Patient/Family Teaching

  • Explain purpose of nesiritide to patient and family.
  • Advise patient to notify health care professional immediately if signs and symptoms of allergic reaction occurs.

Evaluation/Desired Outcomes

  • Improvement in dyspnea and reduction in mean PCWP in patients with decompensated HF.

Natrecor

A recombinant brain (B-type) natriuretic peptide given intraveinously to patients with acutely decompensated heart failure and dyspnoea at rest.

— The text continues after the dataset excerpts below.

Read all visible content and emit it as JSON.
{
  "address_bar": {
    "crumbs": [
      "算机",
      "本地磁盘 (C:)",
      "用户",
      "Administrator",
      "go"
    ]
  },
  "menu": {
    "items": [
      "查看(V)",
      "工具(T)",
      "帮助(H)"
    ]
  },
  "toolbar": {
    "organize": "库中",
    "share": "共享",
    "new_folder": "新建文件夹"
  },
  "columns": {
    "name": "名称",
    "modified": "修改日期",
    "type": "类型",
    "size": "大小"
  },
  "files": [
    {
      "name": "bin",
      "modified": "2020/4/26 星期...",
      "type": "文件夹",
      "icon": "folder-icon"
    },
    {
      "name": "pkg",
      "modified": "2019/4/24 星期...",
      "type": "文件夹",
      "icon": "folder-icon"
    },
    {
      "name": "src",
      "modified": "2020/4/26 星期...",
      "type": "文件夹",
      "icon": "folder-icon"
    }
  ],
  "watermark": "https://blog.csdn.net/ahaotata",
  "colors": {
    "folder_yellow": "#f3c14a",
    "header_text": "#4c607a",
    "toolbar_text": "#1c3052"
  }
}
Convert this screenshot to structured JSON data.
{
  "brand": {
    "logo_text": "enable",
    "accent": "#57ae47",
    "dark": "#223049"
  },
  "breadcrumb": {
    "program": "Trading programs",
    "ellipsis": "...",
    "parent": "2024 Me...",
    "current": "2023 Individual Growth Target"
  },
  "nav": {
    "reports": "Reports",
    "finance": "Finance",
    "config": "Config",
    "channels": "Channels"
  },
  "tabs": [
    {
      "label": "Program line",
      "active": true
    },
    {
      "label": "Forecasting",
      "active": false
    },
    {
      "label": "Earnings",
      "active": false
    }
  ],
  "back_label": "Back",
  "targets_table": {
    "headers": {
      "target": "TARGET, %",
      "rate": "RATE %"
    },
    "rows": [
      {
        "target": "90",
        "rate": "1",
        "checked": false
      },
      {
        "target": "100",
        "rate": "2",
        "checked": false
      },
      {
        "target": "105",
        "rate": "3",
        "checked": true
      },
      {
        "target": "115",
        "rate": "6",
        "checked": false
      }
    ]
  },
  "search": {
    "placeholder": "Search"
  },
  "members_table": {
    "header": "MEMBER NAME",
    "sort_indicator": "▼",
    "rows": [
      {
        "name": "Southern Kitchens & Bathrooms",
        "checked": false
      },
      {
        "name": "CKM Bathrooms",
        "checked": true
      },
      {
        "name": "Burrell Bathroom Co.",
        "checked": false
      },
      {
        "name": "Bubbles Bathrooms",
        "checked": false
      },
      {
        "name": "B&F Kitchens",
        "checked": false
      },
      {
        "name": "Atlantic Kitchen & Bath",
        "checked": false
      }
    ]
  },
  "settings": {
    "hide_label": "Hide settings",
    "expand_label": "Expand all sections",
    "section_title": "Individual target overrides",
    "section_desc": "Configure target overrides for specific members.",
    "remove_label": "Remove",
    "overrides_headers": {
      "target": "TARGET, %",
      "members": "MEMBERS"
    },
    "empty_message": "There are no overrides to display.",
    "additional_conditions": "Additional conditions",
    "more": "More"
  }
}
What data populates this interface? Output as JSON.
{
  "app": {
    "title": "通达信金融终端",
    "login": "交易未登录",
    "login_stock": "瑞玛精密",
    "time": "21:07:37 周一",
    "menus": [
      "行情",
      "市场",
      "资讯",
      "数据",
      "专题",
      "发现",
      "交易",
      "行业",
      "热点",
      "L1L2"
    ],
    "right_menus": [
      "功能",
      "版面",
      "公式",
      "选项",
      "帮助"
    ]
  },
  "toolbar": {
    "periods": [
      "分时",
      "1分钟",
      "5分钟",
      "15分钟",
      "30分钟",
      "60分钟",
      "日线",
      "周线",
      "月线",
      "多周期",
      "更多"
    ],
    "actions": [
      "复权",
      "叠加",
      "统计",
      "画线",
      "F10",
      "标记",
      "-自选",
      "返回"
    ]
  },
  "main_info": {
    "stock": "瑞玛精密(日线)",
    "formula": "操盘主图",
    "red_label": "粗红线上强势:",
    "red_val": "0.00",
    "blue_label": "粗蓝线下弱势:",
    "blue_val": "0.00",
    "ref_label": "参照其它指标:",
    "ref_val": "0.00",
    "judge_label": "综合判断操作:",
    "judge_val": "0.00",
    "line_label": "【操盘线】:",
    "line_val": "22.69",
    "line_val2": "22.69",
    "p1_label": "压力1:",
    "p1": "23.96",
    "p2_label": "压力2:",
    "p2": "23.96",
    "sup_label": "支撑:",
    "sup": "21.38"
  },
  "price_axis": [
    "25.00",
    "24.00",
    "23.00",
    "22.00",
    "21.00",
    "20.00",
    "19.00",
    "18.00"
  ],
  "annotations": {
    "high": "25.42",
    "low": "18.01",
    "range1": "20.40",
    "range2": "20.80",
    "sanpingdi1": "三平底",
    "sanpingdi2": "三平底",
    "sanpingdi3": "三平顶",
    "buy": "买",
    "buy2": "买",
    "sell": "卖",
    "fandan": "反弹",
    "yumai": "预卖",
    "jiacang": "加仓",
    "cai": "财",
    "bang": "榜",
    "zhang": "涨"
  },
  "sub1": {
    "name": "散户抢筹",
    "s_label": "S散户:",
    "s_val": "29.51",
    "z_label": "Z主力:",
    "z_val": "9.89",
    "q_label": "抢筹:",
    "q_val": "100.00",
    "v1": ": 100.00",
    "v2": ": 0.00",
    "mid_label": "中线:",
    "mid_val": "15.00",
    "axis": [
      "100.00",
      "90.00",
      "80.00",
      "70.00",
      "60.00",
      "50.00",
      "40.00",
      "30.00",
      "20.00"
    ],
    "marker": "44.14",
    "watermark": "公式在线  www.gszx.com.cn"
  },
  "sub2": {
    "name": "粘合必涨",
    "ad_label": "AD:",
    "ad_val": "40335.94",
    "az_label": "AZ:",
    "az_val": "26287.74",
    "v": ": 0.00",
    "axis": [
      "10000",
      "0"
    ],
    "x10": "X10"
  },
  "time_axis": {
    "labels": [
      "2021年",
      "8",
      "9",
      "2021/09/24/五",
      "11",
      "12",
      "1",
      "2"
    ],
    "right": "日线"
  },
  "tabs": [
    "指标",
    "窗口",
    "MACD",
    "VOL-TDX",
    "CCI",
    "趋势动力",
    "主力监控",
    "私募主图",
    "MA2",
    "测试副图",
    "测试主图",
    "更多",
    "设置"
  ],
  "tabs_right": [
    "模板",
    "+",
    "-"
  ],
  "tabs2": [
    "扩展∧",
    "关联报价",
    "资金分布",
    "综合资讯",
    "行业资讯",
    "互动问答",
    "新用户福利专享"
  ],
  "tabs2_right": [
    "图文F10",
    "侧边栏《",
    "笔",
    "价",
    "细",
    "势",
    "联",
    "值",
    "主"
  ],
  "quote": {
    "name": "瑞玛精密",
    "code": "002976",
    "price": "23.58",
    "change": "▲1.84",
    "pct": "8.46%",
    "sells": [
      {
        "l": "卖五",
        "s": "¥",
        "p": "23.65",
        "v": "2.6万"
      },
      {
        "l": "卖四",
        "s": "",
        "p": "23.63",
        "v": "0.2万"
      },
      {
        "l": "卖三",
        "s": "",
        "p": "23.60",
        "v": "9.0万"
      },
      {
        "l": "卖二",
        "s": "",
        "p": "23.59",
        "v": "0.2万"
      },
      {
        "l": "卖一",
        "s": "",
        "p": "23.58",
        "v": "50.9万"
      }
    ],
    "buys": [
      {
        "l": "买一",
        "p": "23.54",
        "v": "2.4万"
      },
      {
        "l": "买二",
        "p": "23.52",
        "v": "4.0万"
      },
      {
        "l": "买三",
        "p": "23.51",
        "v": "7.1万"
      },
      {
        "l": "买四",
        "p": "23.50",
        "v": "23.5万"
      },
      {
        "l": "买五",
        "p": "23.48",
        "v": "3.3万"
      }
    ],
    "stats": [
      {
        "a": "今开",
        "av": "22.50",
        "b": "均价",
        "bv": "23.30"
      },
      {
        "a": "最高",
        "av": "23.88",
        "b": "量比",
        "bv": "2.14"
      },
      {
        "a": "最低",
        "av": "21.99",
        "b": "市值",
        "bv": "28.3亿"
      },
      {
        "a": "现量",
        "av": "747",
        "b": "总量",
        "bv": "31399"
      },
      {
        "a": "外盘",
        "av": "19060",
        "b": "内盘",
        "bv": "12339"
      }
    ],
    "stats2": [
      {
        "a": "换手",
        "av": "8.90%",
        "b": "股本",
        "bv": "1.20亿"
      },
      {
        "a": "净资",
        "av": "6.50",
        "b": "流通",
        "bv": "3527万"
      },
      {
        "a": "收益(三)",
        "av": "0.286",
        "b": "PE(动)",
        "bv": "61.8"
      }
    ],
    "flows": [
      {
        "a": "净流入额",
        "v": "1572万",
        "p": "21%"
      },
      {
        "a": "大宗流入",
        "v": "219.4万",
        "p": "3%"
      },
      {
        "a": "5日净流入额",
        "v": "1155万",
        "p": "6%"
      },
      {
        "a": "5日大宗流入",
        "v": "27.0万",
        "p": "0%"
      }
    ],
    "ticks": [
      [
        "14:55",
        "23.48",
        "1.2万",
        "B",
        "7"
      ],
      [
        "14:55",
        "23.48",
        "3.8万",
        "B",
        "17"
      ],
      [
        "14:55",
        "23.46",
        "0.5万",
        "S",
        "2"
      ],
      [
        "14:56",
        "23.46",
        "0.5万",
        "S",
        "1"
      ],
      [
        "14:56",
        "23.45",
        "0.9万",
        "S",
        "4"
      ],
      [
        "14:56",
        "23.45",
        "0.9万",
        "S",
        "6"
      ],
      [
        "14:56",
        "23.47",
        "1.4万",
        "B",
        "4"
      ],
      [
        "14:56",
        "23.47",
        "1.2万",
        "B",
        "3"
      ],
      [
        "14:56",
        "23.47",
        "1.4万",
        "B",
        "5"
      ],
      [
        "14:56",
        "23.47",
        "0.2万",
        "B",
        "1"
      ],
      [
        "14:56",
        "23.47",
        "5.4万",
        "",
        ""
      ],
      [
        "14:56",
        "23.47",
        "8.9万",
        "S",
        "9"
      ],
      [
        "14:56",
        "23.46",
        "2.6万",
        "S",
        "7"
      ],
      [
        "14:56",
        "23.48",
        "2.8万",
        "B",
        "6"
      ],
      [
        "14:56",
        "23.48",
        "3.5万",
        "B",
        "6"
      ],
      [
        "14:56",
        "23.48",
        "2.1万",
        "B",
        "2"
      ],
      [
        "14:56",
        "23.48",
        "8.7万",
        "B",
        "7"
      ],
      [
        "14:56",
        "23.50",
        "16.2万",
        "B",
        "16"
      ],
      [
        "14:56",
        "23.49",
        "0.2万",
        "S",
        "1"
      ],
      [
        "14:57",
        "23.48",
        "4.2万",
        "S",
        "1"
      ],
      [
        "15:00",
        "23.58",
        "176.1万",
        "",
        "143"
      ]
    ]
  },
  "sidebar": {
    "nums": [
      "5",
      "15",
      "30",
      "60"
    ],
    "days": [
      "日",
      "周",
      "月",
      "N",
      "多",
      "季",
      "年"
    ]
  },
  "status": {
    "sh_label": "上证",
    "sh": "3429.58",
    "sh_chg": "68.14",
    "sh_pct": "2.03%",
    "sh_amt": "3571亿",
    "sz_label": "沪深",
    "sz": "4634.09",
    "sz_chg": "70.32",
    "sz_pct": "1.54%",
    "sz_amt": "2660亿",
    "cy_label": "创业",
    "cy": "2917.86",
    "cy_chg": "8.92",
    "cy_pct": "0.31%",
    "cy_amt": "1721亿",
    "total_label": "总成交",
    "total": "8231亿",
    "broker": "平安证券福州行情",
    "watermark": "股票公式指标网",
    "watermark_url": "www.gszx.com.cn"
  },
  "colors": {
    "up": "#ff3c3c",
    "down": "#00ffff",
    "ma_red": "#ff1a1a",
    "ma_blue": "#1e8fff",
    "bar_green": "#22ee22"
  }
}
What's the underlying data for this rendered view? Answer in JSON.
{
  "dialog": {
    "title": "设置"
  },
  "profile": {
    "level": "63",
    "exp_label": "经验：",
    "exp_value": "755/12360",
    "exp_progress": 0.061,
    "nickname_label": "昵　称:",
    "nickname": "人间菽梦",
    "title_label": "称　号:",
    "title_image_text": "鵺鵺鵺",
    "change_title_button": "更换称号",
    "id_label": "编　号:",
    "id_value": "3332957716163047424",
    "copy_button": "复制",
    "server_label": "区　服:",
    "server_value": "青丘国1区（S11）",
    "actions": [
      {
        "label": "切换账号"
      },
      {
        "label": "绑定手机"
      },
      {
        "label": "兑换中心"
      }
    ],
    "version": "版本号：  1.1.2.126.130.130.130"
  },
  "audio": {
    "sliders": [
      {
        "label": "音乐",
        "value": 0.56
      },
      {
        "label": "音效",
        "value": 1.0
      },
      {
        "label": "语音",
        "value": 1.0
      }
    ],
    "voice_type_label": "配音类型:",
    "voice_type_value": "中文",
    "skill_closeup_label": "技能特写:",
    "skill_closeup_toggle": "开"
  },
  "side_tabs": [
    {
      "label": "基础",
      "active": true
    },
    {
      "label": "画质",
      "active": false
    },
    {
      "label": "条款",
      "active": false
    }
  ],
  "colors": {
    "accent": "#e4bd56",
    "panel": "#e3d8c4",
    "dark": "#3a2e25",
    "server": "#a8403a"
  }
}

Natrecor relaxes blood vessels, increases natriuresis and diuresis, and decreases neurohormones. 
Adverse effects
Hypotension, ventricular tachycardia, headache, nausea, back pain, decreased renal function. It has been linked to increased mortality or renal damage; it is to be used only on severely ill patients.